There are reasons that powerful voices are raised to deny that these changes are really already happening.  Some are deeply invested in the production of oil, gas, coal and all the other factors contributing to the increase of carbon dioxide; they are pursuing short-term gain, both political and economic, at the expense of the long-term health of the earth.  Some believe so strongly in individualism –the right of each of us to do as they please as long as they don’t directly harm anyone else –that the thought of collective action on a worldwide scale as required by this crisis is anathema to them.  And then of course we are all busy, all caught up in the tasks of living more immediate to our daily lives.  All of these factors and more make it hard for the humans to focus on the need to keep this garden that has been given to us and to hand it on to the many generations that will come after us.  Our own children will be living with the consequences of our choices right now, consequences that will be more or less dire depending on what we as humans choose to do.

Difficult changes come about when people find themselves impelled by commitments to principles and values that call on them to care for others and for the whole of creation – embodied among other places in religious faith.  Our own seventh principle expresses this commitment in these words:  “Respect for the interdependent web of all existence of which we are a part.”  Our second principle calls for “Justice, equity and compassion in human relations,” a call that draws our attention to those who will suffer much more than we from climate change.

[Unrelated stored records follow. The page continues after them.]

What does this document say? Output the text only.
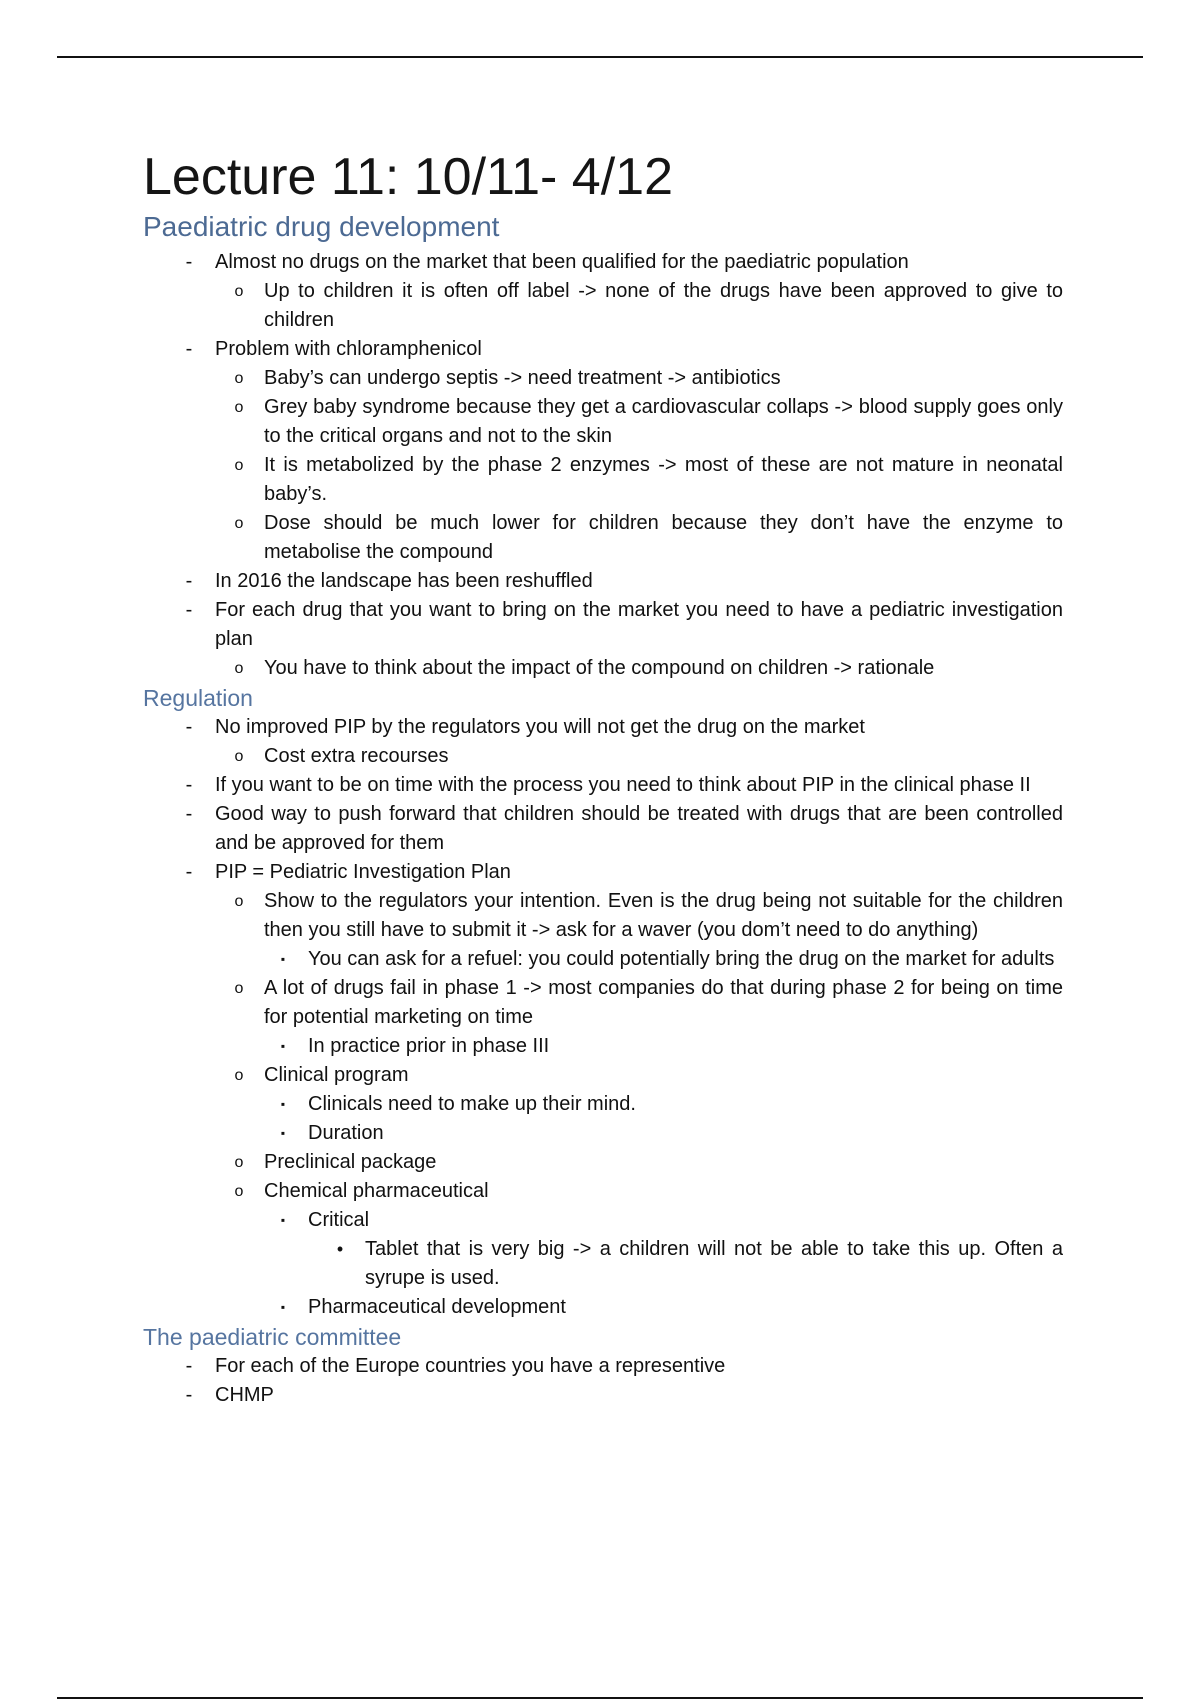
Lecture 11: 10/11- 4/12
Paediatric drug development
-	Almost no drugs on the market that been qualified for the paediatric population
o Up to children it is often off label -> none of the drugs have been approved to give to children
-	Problem with chloramphenicol
o Baby’s can undergo septis -> need treatment -> antibiotics
o Grey baby syndrome because they get a cardiovascular collaps -> blood supply goes only to the critical organs and not to the skin
o It is metabolized by the phase 2 enzymes -> most of these are not mature in neonatal baby’s.
o Dose should be much lower for children because they don’t have the enzyme to metabolise the compound
-	In 2016 the landscape has been reshuffled
-	For each drug that you want to bring on the market you need to have a pediatric investigation plan
o You have to think about the impact of the compound on children -> rationale
Regulation
-	No improved PIP by the regulators you will not get the drug on the market
o Cost extra recourses
-	If you want to be on time with the process you need to think about PIP in the clinical phase II
-	Good way to push forward that children should be treated with drugs that are been controlled and be approved for them
-	PIP = Pediatric Investigation Plan
o Show to the regulators your intention. Even is the drug being not suitable for the children then you still have to submit it -> ask for a waver (you dom’t need to do anything)
▪	You can ask for a refuel: you could potentially bring the drug on the market for adults
o A lot of drugs fail in phase 1 -> most companies do that during phase 2 for being on time for potential marketing on time
▪	In practice prior in phase III
o Clinical program
▪	Clinicals need to make up their mind.
▪	Duration
o Preclinical package
o Chemical pharmaceutical
▪	Critical
•	Tablet that is very big -> a children will not be able to take this up. Often a syrupe is used.
▪	Pharmaceutical development
The paediatric committee
-	For each of the Europe countries you have a representive
-	CHMP
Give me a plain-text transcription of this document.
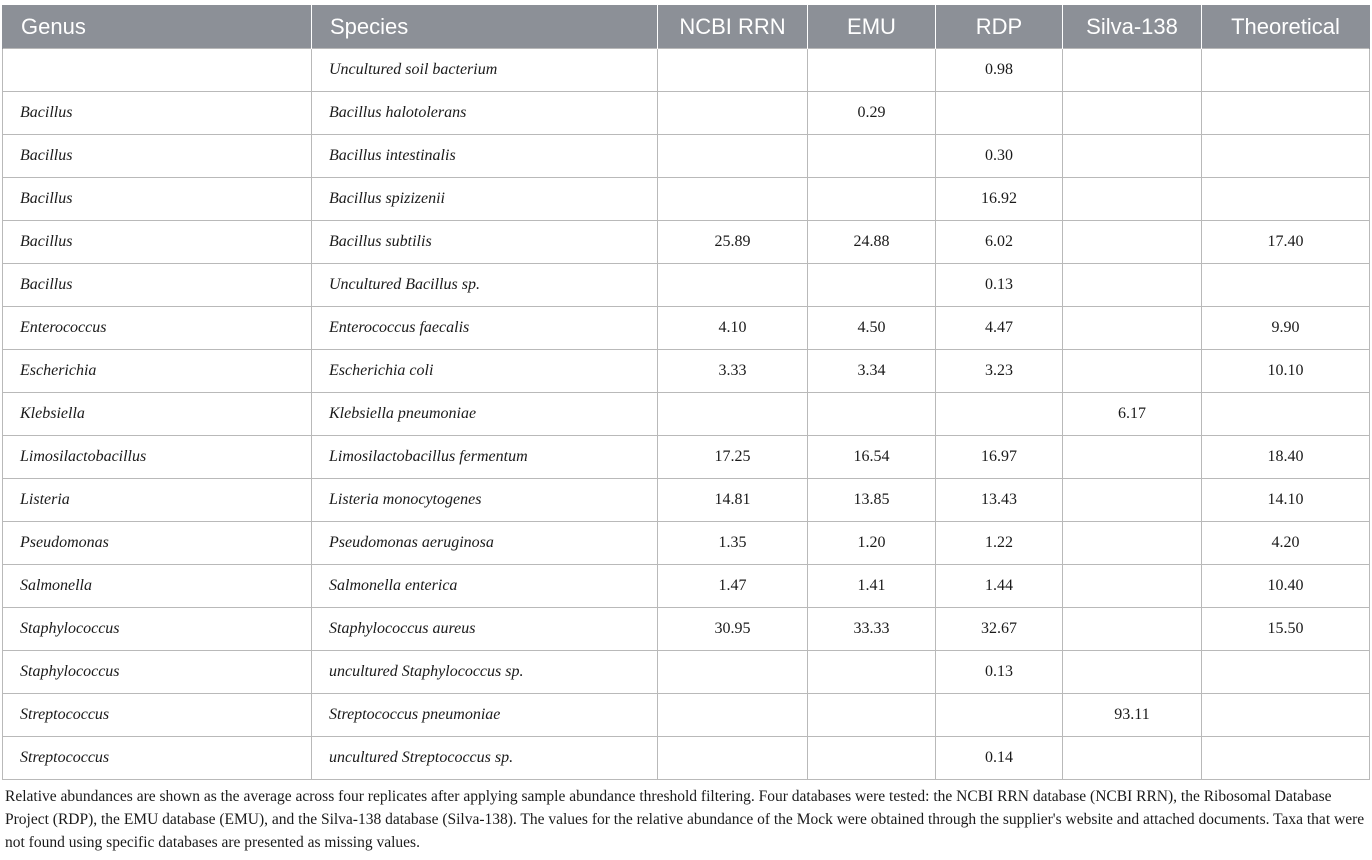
Genus	Species	NCBI RRN	EMU	RDP	Silva-138	Theoretical
	Uncultured soil bacterium			0.98		
Bacillus	Bacillus halotolerans		0.29			
Bacillus	Bacillus intestinalis			0.30		
Bacillus	Bacillus spizizenii			16.92		
Bacillus	Bacillus subtilis	25.89	24.88	6.02		17.40
Bacillus	Uncultured Bacillus sp.			0.13		
Enterococcus	Enterococcus faecalis	4.10	4.50	4.47		9.90
Escherichia	Escherichia coli	3.33	3.34	3.23		10.10
Klebsiella	Klebsiella pneumoniae				6.17	
Limosilactobacillus	Limosilactobacillus fermentum	17.25	16.54	16.97		18.40
Listeria	Listeria monocytogenes	14.81	13.85	13.43		14.10
Pseudomonas	Pseudomonas aeruginosa	1.35	1.20	1.22		4.20
Salmonella	Salmonella enterica	1.47	1.41	1.44		10.40
Staphylococcus	Staphylococcus aureus	30.95	33.33	32.67		15.50
Staphylococcus	uncultured Staphylococcus sp.			0.13		
Streptococcus	Streptococcus pneumoniae				93.11	
Streptococcus	uncultured Streptococcus sp.			0.14		

Relative abundances are shown as the average across four replicates after applying sample abundance threshold filtering. Four databases were tested: the NCBI RRN database (NCBI RRN), the Ribosomal Database Project (RDP), the EMU database (EMU), and the Silva-138 database (Silva-138). The values for the relative abundance of the Mock were obtained through the supplier's website and attached documents. Taxa that were not found using specific databases are presented as missing values.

There is much we can do.  Some of it is in the way we choose to live our lives; becoming aware of our own contributions to the problem, our own carbon footprint as families.  One of my colleagues chose not to travel to California to a ministerial conference I attended in February because he wants to do whatever he can to reduce his own carbon footprint.  We need to teach our children and learn from our children, who are sometimes more sensitized to these challenges than we are.  But there is more to be done, because even if every person and every family reduced their own contribution to this looming catastrophe to zero, their efforts would be far overshadowed by all of the other contributors outside of our own households.  So we must speak out against those who deny the evidence that global warming is not just something that will happen after we ourselves are gone from this earth, but that is happening before our very eyes.  As free citizens with voices and votes, we need to focus real political will on facing and reversing our human desecration of the garden we have inherited.  We need to insist that those who contribute to the problem bear all of the real costs they are imposing rather than being able to treat side effects of industrial processes as mere externalities to be borne by the world as a whole. 

A popular song from the Sixties by Joni Mitchell encapsulates this vision: “We are stardust, we are golden, We are caught in the devil's bargain, And we got to get ourselves back to the garden.”

Our earth is a garden.  The poet urges us to look well to the flowers, who “put on their prettiness each spring and go to it with everything they’ve god.”  The psalmist reminds us that:

You put us in charge of all creatures

   and placed your whole earth in our hands

all animals, tame and wild,

all forests, fields, and deserts,

even the pure air of the sky, even the depths of the ocean.[v]

Our faith impels us to pay attention, to love the earth and all that is within it, and to do good, not evil, all our days.

So may it be, and Amen.

                                                                    www.secondparish.org



[i] Mary Oliver, Thirst, Boston:  Beacon Press, 2006, 50-51.

[ii] Ralph Waldo Emerson, “Nature,” in Nature and Other Writings, Boston:  Shambhala, 1994, pp. 6-7

[iii] True Harvest:  Readings from Henry David Thoreau for Every Day of the Year, collected by Barry Andrews, Boston:  Skinner House, 2006, JANUARY 10

[iv] Gary Kowalski, The Bible According to Noah:  Theology as if Animals Mattered,  New York:  Lantern Books, 2001, pp. 114-115.

[v] Psalm 8, Stephen Mitchell, A Book of Psalms:  Selected and Adapted from the Hebrew, New York:  HarperCollins Publishers, 1993, p. 5.